Tat-induced CXCR4 and CCR5 expression is dose dependent. CXCR4 (A) and CCR5 (B) expression was determined by indirect immunofluorescence staining of PBMCs cultured in the presence of a series of increasing concentrations of Tat for 4 days. Lymphocytes and monocytes/macrophages were gated as described in the Fig. 2 legend. The fold induction of CXCR4 and CCR5 expression in Tat-treated cells was obtained by comparison to expression in untreated cells. Data shown are representative of three independent experiments.

FIG. 4

Tat promotes the infectivity of CAT reporter HIV-1 recombinant viruses. PBMCs were cultured in the presence of increasing concentrations of Tat for 4 days, infected with equal numbers of RT units of CAT reporter recombinant viruses containing HXBc2 (A), ADA (B), or YU2 (C) Env proteins, and analyzed for CAT activity at 48 h postinfection. The experiments were repeated three times, and comparable results were obtained.

FIG. 5

Tat-induced CXCR4 and CCR5 expression correlates with Tat-enhanced infectivity of both CAT and GFP reporter HIV-1 recombinant viruses. CXCR4 (A) and CCR5 (B) expression was analyzed by indirect immunofluorescence staining of PBMCs cultured in the presence of a series of increasing concentrations of Tat protein for 4 days.
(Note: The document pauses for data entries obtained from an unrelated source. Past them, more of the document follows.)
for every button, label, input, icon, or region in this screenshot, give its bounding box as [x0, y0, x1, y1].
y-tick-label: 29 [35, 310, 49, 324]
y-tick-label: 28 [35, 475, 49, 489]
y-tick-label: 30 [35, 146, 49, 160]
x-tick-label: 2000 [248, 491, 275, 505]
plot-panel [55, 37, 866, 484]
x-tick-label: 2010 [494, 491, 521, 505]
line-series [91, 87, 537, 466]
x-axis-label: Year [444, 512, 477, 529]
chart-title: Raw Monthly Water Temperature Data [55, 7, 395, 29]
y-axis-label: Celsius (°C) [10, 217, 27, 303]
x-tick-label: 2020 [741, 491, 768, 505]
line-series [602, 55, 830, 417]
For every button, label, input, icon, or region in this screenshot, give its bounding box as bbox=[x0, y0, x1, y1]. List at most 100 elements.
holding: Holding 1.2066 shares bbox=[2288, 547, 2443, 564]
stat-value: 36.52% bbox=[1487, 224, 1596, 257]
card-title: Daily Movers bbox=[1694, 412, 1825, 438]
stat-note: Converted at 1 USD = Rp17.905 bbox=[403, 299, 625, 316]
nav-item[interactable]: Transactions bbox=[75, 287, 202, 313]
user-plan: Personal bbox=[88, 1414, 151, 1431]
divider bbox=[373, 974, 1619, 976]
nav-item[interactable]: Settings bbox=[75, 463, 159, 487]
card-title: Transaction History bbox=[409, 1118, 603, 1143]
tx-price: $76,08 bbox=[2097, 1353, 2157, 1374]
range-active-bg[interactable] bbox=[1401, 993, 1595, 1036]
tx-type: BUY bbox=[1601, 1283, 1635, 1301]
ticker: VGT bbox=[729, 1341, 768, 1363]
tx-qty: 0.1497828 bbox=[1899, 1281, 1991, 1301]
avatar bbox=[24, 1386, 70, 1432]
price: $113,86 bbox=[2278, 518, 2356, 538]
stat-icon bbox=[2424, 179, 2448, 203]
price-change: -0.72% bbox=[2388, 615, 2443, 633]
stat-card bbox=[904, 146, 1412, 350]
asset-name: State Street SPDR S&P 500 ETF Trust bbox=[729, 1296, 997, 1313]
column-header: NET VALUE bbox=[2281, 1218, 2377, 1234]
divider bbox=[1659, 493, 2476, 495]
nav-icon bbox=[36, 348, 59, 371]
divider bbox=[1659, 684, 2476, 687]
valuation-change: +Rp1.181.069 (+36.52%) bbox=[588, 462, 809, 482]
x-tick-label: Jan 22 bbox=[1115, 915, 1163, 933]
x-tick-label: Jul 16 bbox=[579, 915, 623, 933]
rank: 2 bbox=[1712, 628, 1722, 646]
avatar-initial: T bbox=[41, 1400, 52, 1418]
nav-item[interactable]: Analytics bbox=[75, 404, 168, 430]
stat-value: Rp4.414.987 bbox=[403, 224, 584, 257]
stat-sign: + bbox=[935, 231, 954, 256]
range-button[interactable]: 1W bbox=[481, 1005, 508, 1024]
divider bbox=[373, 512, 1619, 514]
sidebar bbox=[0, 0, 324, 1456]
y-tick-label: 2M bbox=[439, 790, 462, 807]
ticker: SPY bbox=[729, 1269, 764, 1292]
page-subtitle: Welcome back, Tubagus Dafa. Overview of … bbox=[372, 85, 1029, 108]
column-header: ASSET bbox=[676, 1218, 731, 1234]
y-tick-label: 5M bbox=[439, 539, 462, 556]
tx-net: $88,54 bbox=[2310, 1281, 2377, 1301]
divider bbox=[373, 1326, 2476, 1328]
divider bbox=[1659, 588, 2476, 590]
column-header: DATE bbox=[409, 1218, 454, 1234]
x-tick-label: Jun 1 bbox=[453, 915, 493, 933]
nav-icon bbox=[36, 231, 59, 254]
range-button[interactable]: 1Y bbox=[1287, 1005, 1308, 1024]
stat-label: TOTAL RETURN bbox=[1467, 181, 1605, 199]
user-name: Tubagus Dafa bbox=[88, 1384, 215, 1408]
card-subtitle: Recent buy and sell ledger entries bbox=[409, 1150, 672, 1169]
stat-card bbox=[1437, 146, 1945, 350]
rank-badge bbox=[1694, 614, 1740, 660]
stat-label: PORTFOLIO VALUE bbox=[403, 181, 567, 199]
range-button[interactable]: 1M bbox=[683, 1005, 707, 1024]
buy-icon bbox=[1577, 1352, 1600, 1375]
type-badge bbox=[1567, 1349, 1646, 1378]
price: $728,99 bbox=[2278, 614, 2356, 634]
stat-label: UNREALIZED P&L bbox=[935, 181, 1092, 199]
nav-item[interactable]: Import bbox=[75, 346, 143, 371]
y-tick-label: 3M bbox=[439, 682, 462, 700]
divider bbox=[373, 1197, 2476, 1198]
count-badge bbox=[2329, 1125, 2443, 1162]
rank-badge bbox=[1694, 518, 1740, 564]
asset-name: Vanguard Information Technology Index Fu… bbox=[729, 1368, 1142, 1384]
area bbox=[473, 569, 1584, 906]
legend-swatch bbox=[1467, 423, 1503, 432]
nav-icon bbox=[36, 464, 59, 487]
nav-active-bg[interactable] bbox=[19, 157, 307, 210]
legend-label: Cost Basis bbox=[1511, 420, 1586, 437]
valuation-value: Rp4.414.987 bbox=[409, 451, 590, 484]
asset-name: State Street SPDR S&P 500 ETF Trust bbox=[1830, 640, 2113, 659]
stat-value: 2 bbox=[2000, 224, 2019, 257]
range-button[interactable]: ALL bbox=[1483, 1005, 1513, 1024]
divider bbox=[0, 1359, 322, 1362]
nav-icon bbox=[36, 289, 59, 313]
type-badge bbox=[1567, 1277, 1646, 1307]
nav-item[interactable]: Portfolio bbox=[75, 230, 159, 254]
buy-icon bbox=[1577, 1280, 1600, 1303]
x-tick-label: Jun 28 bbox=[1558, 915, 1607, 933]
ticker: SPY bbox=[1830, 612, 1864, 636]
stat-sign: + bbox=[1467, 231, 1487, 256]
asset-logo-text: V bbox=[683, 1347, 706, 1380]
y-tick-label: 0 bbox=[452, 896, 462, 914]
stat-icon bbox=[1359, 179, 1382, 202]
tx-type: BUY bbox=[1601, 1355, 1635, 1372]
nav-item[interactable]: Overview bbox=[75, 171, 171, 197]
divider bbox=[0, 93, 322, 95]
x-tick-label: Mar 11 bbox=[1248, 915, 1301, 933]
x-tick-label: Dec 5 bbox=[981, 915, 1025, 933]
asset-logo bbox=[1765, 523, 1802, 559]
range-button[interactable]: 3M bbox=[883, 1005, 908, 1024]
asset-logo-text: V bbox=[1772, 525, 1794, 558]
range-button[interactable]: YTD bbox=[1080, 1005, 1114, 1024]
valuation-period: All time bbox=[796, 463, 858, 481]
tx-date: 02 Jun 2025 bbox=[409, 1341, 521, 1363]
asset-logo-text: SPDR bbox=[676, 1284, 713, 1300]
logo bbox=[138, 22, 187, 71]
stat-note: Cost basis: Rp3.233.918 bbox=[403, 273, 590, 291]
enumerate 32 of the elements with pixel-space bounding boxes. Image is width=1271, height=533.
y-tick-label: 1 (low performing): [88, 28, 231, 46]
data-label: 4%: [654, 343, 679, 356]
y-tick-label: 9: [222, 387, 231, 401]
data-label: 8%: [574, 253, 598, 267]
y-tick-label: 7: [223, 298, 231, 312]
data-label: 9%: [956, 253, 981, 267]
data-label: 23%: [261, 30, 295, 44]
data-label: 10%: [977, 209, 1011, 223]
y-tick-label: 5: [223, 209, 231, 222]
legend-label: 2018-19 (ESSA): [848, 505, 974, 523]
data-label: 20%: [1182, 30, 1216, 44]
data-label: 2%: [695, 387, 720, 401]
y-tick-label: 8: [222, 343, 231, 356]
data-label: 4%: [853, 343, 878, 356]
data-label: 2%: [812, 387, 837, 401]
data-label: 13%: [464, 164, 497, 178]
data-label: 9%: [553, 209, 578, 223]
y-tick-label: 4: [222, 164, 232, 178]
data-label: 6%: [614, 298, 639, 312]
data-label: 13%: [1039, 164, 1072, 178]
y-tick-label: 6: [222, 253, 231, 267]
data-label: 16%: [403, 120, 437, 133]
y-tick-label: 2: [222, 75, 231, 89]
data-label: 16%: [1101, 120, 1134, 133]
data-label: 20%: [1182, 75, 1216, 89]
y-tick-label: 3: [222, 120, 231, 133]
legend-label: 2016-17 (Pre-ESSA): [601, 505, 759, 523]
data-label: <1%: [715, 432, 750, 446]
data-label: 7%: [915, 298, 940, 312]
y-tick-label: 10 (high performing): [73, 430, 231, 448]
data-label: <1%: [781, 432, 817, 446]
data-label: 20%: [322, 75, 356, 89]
The fold increase in the percentage of CXCR4- or CCR5-positive cells in Tat-treated PBMCs was obtained by comparison to untreated cells. The CAT assay results with CAT reporter HIV-1 viruses containing either the T-tropic (HXBc2) (A) or the M-tropic (ADA or YU2) (B) Env proteins were obtained from the autoradiograms shown in Fig. 4, which were scanned with a densitometer. The CAT activity was expressed as the percent chloramphenicol conversion. The fold increase in CAT activity in Tat-treated PBMCs was calculated by comparison to untreated cells. The GFP results were obtained by infecting PBMCs with GFP reporter HIV-1 viruses containing either HXBc2 (A) or YU2 (B) Env proteins for 9 days and analyzing the GFP fluorescence of intact cells with a flow cytometer. The fold increase in the percentage of GFP-positive cells among Tat-treated PBMCs was calculated by comparison to untreated cells.

FIG. 6

Tat promoted the infectivity of the GFP reporter HIV-1 recombinant viruses in monocytes/macrophages. PBMCs were cultured in the absence (A, B, E, and F) or presence (C, D, G, and H) of Tat (100 ng/ml) for 4 days and were infected with GFP reporter HIV-1 viruses containing the M-tropic (YU2) (A through D) or T-tropic (HXBc2) (E through H) Env proteins for 9 days. After removal of the medium, the adherent cells, largely containing monocytes and monocyte-derived macrophages, were washed off nonadherent cells, fixed, and visualized by fluorescence microscopy to detect GFP fluorescence. Shown here are representative pictures depicting phase-contrast (A, C, E, and G) and fluorescence (B, D, F, and H) imaging. Results obtained from cells infected for 5 to 7 days were comparable to these.

FIG. 7

The same adherent monocytes/macrophages infected with GFP reporter HIV-1 recombinant viruses shown in Fig. 6 were subsequently analyzed for GFP fluorescence by FACScan analysis. The fold increase in GFP-positive cells after treatment with Tat was obtained by comparison to untreated cells.